Ontem, depois que sai da casa do meu pai eu parei em quase todos os hotéis e motéis da estrada para ver se o encontrava, mas não tive sorte. Talvez ele tivesse apenas vindo pra casa, eu pensei, e então eu vim.
- O que exatamente aconteceu lá? Perguntou ela soando aflita.
- Parece que ele e meu pai brigaram, ou coisa assim, e ele ficou chateado e fugiu.
- Ele não está aceitando muito bem essa história. Pelo menos sei que meu filho pode se virar.
Algo martelava na minha cabeça. A mãe de Gabriel também achava que ele não estava se esforçando para se acertar com meu pai, mas isso não era toda a verdade, meu pai não estava colaborando muito. Não fez nem um telefonema para saber se ele já havia aparecido ou estava bem. A mágoa de Gabriel tinha fundamento afinal.

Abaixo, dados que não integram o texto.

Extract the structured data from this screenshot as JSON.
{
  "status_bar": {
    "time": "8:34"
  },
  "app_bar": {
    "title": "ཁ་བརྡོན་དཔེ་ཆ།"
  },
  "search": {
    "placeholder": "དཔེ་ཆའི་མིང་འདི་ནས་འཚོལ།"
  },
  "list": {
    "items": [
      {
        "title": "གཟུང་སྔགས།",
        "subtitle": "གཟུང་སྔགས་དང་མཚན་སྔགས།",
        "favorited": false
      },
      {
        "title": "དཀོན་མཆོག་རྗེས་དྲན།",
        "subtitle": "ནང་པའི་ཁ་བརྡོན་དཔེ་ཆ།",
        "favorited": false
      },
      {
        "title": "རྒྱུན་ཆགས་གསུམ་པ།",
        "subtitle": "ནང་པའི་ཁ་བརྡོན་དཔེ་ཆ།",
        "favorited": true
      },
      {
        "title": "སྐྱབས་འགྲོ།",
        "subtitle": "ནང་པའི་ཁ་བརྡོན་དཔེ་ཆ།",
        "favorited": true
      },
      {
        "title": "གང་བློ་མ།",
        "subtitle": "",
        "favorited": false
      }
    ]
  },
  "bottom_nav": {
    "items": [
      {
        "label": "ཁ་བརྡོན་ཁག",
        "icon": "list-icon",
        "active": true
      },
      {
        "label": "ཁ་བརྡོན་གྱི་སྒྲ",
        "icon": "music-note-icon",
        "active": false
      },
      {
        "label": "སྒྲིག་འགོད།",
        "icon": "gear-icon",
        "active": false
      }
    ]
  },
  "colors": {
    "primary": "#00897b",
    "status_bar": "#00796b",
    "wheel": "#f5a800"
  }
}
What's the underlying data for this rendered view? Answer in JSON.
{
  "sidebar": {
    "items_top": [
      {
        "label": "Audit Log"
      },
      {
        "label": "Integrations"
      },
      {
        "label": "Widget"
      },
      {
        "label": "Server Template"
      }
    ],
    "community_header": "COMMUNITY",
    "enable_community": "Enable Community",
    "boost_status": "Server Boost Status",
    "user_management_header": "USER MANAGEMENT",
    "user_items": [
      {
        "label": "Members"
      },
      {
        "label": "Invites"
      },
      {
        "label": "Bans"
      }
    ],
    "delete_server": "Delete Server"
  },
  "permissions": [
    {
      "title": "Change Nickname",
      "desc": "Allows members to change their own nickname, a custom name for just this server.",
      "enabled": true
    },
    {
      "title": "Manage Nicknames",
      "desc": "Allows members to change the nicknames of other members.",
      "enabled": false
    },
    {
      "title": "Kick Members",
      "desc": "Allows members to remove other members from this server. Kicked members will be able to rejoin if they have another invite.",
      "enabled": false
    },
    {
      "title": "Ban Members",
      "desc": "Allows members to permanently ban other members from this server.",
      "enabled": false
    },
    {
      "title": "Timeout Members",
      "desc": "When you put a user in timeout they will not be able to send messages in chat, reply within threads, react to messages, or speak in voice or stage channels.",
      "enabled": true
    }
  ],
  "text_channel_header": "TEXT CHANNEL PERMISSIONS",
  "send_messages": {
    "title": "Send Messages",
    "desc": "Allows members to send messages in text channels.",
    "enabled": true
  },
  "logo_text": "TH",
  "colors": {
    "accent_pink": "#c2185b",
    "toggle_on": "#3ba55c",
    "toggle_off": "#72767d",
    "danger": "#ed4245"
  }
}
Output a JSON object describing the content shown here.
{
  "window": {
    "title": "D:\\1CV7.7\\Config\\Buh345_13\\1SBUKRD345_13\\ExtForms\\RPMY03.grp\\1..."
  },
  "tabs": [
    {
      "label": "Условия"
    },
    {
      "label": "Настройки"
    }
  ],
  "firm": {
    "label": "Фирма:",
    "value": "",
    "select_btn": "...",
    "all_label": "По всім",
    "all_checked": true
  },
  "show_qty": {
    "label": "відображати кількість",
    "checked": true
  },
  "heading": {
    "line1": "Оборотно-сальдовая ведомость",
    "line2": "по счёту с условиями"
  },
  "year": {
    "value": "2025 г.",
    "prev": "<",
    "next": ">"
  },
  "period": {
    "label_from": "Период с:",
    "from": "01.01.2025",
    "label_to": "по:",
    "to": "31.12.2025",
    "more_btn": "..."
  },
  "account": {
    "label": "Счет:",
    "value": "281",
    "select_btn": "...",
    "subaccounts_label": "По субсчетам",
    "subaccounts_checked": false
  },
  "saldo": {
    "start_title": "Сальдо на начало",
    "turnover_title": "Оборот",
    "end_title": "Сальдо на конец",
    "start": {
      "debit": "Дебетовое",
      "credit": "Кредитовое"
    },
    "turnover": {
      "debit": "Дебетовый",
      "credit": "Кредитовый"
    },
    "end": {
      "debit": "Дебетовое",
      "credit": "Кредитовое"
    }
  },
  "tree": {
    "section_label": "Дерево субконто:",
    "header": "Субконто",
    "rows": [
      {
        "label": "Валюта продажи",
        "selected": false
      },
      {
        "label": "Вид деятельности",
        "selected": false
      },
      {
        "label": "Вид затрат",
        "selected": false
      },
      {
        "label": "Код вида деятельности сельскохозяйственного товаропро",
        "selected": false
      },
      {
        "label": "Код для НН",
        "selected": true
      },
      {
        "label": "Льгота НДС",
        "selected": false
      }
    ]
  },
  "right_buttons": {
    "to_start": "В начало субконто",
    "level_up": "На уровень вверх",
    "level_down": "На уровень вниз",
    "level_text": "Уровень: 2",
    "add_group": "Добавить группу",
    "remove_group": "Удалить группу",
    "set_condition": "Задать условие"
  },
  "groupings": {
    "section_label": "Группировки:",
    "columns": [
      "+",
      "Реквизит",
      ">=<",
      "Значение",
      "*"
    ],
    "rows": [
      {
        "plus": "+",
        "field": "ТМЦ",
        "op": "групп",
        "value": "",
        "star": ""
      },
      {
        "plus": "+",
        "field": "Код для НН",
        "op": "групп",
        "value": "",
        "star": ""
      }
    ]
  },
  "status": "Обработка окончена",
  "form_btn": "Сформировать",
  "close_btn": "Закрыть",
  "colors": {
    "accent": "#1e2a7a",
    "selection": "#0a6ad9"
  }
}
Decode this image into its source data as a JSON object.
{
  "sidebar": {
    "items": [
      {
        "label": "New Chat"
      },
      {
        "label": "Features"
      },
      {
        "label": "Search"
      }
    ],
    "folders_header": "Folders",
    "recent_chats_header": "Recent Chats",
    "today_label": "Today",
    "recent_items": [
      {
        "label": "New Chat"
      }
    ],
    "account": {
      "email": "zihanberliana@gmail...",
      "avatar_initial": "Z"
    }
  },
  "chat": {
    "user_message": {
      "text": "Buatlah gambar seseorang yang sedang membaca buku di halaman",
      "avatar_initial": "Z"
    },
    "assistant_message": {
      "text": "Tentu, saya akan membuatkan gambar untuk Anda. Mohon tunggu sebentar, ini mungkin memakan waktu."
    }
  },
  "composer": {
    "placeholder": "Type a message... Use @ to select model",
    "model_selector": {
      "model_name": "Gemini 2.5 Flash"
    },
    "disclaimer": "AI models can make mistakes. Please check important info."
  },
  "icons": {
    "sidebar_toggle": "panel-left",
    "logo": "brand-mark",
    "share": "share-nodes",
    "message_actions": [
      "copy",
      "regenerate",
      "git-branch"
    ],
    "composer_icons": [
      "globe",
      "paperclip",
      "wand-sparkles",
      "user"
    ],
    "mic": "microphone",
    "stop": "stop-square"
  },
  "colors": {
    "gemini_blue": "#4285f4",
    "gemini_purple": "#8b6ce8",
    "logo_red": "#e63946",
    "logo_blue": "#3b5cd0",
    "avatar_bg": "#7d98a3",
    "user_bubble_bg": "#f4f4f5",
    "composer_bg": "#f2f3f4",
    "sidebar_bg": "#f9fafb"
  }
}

- Na verdade, acho que Gabriel está certo. Eu falei sem pensar.
- Como assim? Em fugir? Perguntou a mulher abraçada ao telefone.
- Não, digo, quanto ao meu pai. Ele é ótimo e eu o amo, mas com Gabriel... A história é diferente. Ele nem se importou quando eu disse que o filho dele tinha sumido e nem ao menos telefonou depois pra saber.
A mãe de Gabriel se sentou pensativa na bancada ao meu lado.
- Não entendo. Seu pai me procurou, disse que queria ter o Gabriel na vida dele novamente e eu pensei que estava sendo ótimo...
A porta da frente se abriu e nós dois pulamos. Corri para a sala de estar, e vi Gabriel jogando a mochila no chão e seu amiguinho músculoso atrás dele. Fui até ele com passos largos e passeis meus braços em volta dele com toda força. Oh, não queria soltá-lo nunca mais.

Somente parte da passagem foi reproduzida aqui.